What Makes For a Nonfiction Bestseller?

Recently I have been looking at bestseller lists again. This time, though, my concern has been with nonfiction bestellers. Most of what makes up the list is three things:

1. Self-help endlessly repackaging the same unhelpful clichés for the sake of picking the pockets of credulous persons hoping to find something useful--with useful, of course, likely to be defined not as information from which they can make their own decisions (even when it is a matter of hashing out the options in a given situation), or even a lesson in how to actually think clearly and rigorously, but rather an authority figure who will sternly tell them "Do this, not that."

2. Autobiography and biography and memoir and true crime--in short, seedy, celebrity-obsessed, scandal-mongering trash.

3. Public affairs stuff consisting primarily of the ravings of talk radio and cable news personalities whose readers are less interested in analysis than in a validation of their prejudices, and delight in watching someone fling insults at people they despise.

Many of the most successful books combine two or more of these approaches--with self-help hawkers telling a good many personal stories, often about celebrities (one sees alleged Christian ministers whose sermons are heavier on the life of Bill Gates and Michael Jordan than on the life of Christ), while a good deal of celebrity autobiography and memoir is presented as if the life of the figure in question were some educative model for others to follow (like, you know, certain people who slap Chris Rock at the Oscars). And of course our public affairs stuff is heavier on gossip than anything else--on politics rather than policy.

In short, the public, when not looking for something it imagines will be immediately useful to itself, demands affirmation of its beliefs and entertainment, along very specific (very conventional) lines, and indeed an exceedingly high ratio of that stuff to anything actually informative.

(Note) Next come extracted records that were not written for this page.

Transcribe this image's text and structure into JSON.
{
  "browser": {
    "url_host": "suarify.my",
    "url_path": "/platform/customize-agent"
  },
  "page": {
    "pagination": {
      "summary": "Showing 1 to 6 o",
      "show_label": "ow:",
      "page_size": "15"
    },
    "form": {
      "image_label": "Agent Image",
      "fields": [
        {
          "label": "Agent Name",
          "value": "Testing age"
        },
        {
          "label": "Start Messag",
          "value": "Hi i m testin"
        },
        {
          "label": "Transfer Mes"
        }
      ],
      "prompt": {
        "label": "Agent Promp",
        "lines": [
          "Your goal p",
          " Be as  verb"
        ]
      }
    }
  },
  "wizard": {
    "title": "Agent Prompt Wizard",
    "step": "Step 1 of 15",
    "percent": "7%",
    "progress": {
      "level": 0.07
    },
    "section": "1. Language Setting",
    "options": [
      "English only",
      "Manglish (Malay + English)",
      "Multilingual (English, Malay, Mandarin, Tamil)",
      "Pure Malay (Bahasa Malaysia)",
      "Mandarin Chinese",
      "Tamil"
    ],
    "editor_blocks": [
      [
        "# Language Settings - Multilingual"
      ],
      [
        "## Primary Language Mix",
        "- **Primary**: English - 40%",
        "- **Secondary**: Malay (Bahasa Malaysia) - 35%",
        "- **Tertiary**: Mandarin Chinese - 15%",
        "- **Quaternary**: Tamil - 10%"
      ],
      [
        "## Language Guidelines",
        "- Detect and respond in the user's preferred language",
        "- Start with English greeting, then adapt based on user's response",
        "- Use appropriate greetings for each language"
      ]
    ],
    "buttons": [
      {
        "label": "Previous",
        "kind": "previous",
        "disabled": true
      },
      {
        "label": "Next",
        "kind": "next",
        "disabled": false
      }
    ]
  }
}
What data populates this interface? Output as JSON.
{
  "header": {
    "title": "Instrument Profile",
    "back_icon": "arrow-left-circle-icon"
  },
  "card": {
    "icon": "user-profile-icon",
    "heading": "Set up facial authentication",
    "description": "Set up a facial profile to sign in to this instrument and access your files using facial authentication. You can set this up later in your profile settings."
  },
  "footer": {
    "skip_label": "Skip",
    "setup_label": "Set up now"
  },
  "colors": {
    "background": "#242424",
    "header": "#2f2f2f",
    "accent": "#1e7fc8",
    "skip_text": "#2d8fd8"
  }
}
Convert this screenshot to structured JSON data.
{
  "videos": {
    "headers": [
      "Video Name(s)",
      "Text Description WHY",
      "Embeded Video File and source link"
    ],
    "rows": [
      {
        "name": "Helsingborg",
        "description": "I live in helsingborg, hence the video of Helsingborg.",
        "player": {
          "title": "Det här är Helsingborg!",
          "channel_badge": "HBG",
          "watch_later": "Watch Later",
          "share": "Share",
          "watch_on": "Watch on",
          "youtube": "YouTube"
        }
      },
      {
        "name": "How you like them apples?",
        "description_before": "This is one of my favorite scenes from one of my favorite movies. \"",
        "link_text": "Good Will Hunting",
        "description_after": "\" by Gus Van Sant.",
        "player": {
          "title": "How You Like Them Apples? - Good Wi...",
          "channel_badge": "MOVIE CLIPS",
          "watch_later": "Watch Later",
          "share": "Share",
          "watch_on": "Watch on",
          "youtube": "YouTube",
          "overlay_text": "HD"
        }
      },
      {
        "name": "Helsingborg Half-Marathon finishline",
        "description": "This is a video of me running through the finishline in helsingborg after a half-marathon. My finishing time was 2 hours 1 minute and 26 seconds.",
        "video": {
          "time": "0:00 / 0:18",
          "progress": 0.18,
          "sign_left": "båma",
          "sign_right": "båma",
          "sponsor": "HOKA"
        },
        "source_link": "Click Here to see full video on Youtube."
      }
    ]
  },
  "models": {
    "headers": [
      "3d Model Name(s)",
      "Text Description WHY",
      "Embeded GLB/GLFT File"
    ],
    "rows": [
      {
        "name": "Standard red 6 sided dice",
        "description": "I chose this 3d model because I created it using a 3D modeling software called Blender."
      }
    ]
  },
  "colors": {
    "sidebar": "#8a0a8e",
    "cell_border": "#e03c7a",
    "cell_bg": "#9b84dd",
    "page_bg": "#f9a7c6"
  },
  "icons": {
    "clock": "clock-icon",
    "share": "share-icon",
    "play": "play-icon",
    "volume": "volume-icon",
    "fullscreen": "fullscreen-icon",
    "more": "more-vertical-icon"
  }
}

It all adds up to an image of the reading public as lazy, narrow-minded, anti-intellectual and reactionary, with an endless appetite for the lowest sort of tabloid garbage--the audience that has made billionaires of the Kardashians.

It is not by any means the conclusion I would like to present--as a human being, and certainly as a writer, having written for a very different audience than that--but it is the only one that seems consistent with the facts.

Still, I suppose you can take some solace in the thought that atrocious as the situation is it is not actually new--the situation much the same in 1988, so that we may not actually be quite so much further along the road to Idiocracy as we fear, as I found when taking a look at the performance of Paul Kennedy's The Rise and Fall of Great Powers on the New York Times bestseller list for a recent article.